The raids came three weeks after the bodies of three Americans — a boy and two men — were found at cult’s sprawling property Rancho El Negro, or Black Ranch.

Mexican authorities identified the slain victims as Michael B, 15, Robert WB, 19, and Jesse LB, 23. They are thought to have been gunned down execution style at the entrance of Black jnr’s trailer.

The trio share the surname Black — as do all of the cult leaders followers, according to local media — but Mexican authorities have confirmed that two of the victims, Michael B and Robert WB, were the polygamist’s sons.

None of the residents holed up at the compound had passports or identification papers and authorities were still trying to ascertain the parentage of Jesse LB.

“The motive has not been clarified and is still being investigated,” Chihuahua prosecutor’s office spokesman Felix Gonzalez told the Los Angeles Times.

The victims were found on one of five properties owned by Black, Mr Gonzales said.

The ranch where the slain men were found, like the settlement where Black was arrested, is situated in the sprawling Chihuahua municipality of Cuauhtemoc, the heart of the country’s large Mennonite population.

“The two groups would appear to be unlikely neighbours,” the Times reported.

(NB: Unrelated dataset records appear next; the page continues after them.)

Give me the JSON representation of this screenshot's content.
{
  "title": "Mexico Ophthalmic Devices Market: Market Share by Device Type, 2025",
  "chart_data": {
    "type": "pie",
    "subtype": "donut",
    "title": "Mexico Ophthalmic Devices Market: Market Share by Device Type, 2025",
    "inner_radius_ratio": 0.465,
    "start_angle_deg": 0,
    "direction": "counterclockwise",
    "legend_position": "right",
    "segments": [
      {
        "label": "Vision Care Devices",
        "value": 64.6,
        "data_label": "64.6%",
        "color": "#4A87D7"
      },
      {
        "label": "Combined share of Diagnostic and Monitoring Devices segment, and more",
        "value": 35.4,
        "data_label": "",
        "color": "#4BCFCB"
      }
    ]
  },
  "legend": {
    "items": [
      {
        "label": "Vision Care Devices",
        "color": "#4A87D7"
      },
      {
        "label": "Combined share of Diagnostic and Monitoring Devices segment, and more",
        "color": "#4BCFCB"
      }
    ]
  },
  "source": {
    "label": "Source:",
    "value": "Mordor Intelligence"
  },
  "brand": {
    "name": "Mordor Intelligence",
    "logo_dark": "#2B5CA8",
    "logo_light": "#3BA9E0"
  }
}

“Mennonites, who began settling in Mexico in the 1920s after emigrating from Canada, practise a conservative, pacifist Christian faith that views marriage as a lifelong monogamous commitment between a man and a woman.”

Authorities said a total of 27 Americans “with an illegal status in Mexico” were in custody, including “four wives and one concubine”.

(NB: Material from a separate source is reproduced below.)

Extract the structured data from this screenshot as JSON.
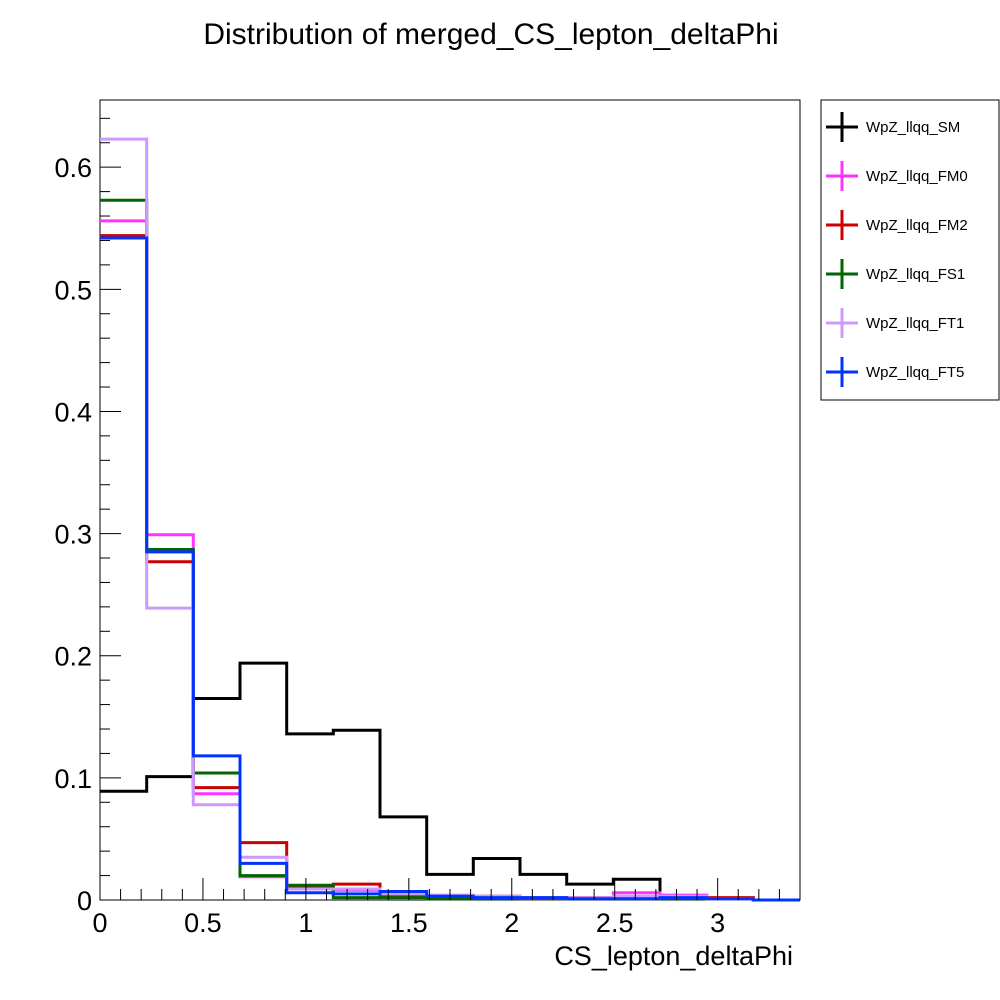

Prosecutor’s spokesman Carlos Huerta told AFP there were minors within the group but did not specify how many or what their ages were.

Black has been charged with offences ranging from immigration breaches to human trafficking and is a suspect in the three murders.

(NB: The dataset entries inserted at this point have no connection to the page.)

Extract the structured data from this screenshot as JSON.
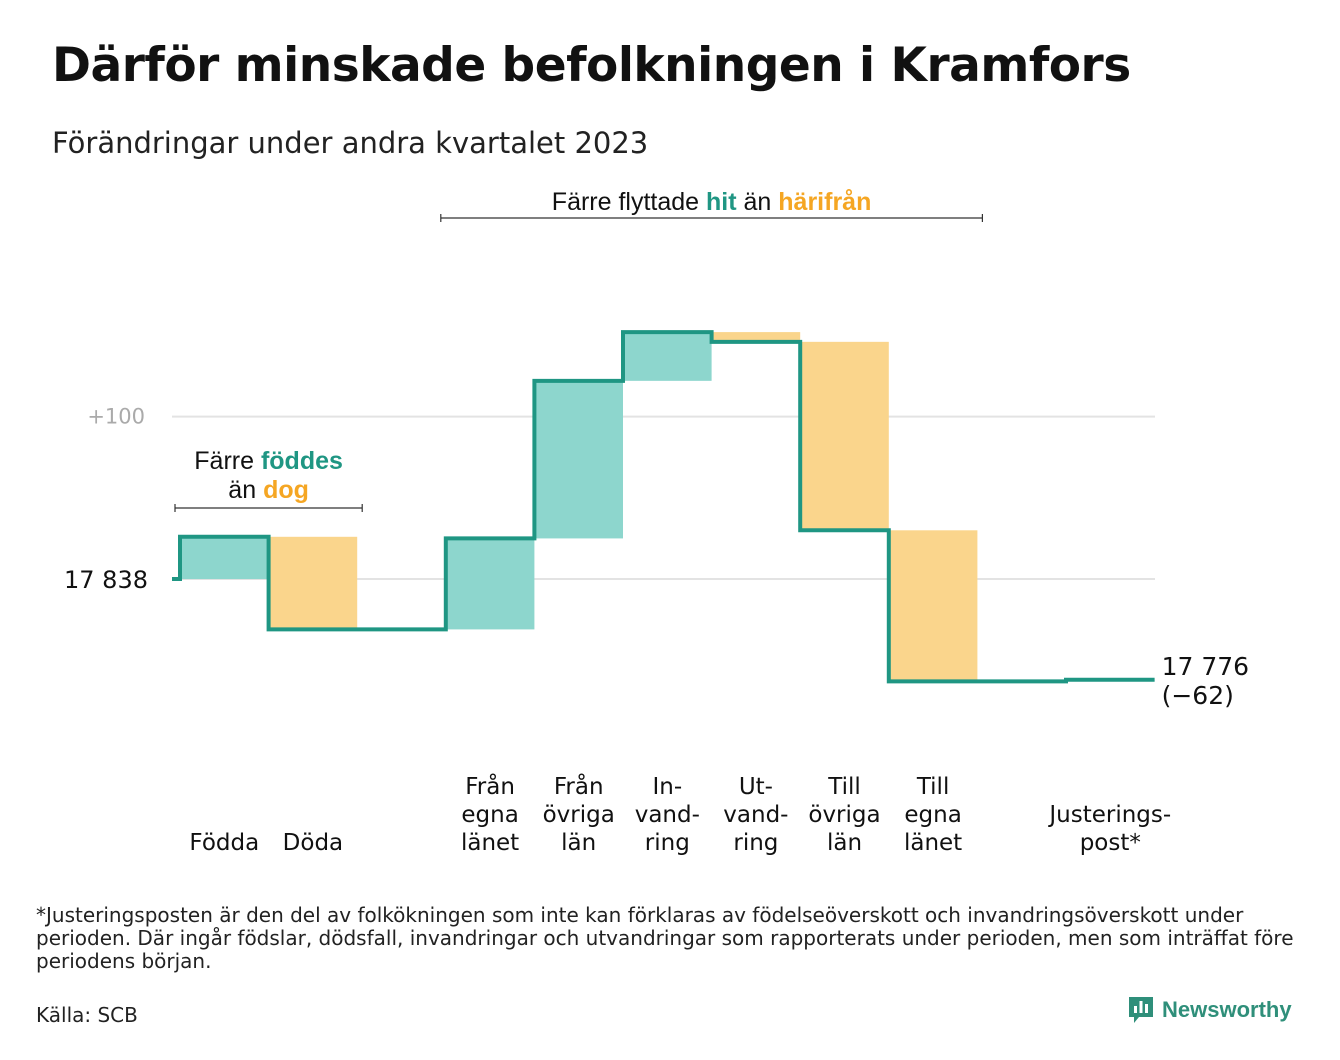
{
  "title": "Därför minskade befolkningen i Kramfors",
  "subtitle": "Förändringar under andra kvartalet 2023",
  "footnote": "*Justeringsposten är den del av folkökningen som inte kan förklaras av födelseöverskott och invandringsöverskott under perioden. Där ingår födslar, dödsfall, invandringar och utvandringar som rapporterats under perioden, men som inträffat före periodens början.",
  "source": "Källa: SCB",
  "brand": {
    "name": "Newsworthy",
    "icon": "newsworthy-logo-icon"
  },
  "colors": {
    "line": "#1f9683",
    "increase": "#8dd6cd",
    "decrease": "#fad58c",
    "grid": "#e3e3e3",
    "hit": "#1f9683",
    "harifran": "#f5a623",
    "axis_label": "#aaaaaa"
  },
  "chart_data": {
    "type": "waterfall",
    "start": {
      "label": "17 838",
      "value": 17838
    },
    "end": {
      "label_value": "17 776",
      "label_change": "(−62)",
      "value": 17776,
      "change": -62
    },
    "ytick": {
      "label": "+100",
      "value": 17938
    },
    "ylim": [
      17734,
      18059
    ],
    "grid": true,
    "steps": [
      {
        "label": [
          "Födda"
        ],
        "delta": 26,
        "group": "increase"
      },
      {
        "label": [
          "Döda"
        ],
        "delta": -57,
        "group": "decrease"
      },
      {
        "label": [],
        "delta": 0,
        "group": "none"
      },
      {
        "label": [
          "Från",
          "egna",
          "länet"
        ],
        "delta": 56,
        "group": "increase"
      },
      {
        "label": [
          "Från",
          "övriga",
          "län"
        ],
        "delta": 97,
        "group": "increase"
      },
      {
        "label": [
          "In-",
          "vand-",
          "ring"
        ],
        "delta": 30,
        "group": "increase"
      },
      {
        "label": [
          "Ut-",
          "vand-",
          "ring"
        ],
        "delta": -6,
        "group": "decrease"
      },
      {
        "label": [
          "Till",
          "övriga",
          "län"
        ],
        "delta": -116,
        "group": "decrease"
      },
      {
        "label": [
          "Till",
          "egna",
          "länet"
        ],
        "delta": -93,
        "group": "decrease"
      },
      {
        "label": [],
        "delta": 0,
        "group": "none"
      },
      {
        "label": [
          "Justerings-",
          "post*"
        ],
        "delta": 1,
        "group": "increase"
      }
    ],
    "annotations": [
      {
        "from_step": 0,
        "to_step": 1,
        "lines": [
          [
            {
              "text": "Färre ",
              "style": "normal"
            },
            {
              "text": "föddes",
              "style": "hit"
            }
          ],
          [
            {
              "text": "än ",
              "style": "normal"
            },
            {
              "text": "dog",
              "style": "harifran"
            }
          ]
        ]
      },
      {
        "from_step": 3,
        "to_step": 8,
        "lines": [
          [
            {
              "text": "Färre flyttade ",
              "style": "normal"
            },
            {
              "text": "hit",
              "style": "hit"
            },
            {
              "text": " än ",
              "style": "normal"
            },
            {
              "text": "härifrån",
              "style": "harifran"
            }
          ]
        ]
      }
    ]
  }
}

n a bizarre twist, authorities also found the stuffed heads and body parts of more than 50 exotic animals including a peacock, an owl, zebras, buffalo, black squirrels, a lion, chickens from Peru, red foxes and goats.

As a result, the cult members have also been charged with crimes against biodiversity.

The raids went down after Mexican authorities became suspicious that none of the young people killed or loved ones who came to claim their bodies had birth certificates.

Orson William Black jnr “was wanted for 15 years for crimes of a sexual nature in the United States and fled to Mexico”, the prosecution said.

The website of theUS Department of State places him as “fugitive” in a brief file.

Investigators are trying to determine how Black had access to funds to buy land and other assets during his time in Mexico.

Mexican authorities also seized a dozen vehicles at Black’s compound, with both Mexican and US licence plates. Chihuahua shares a long border with Texas and New Mexico.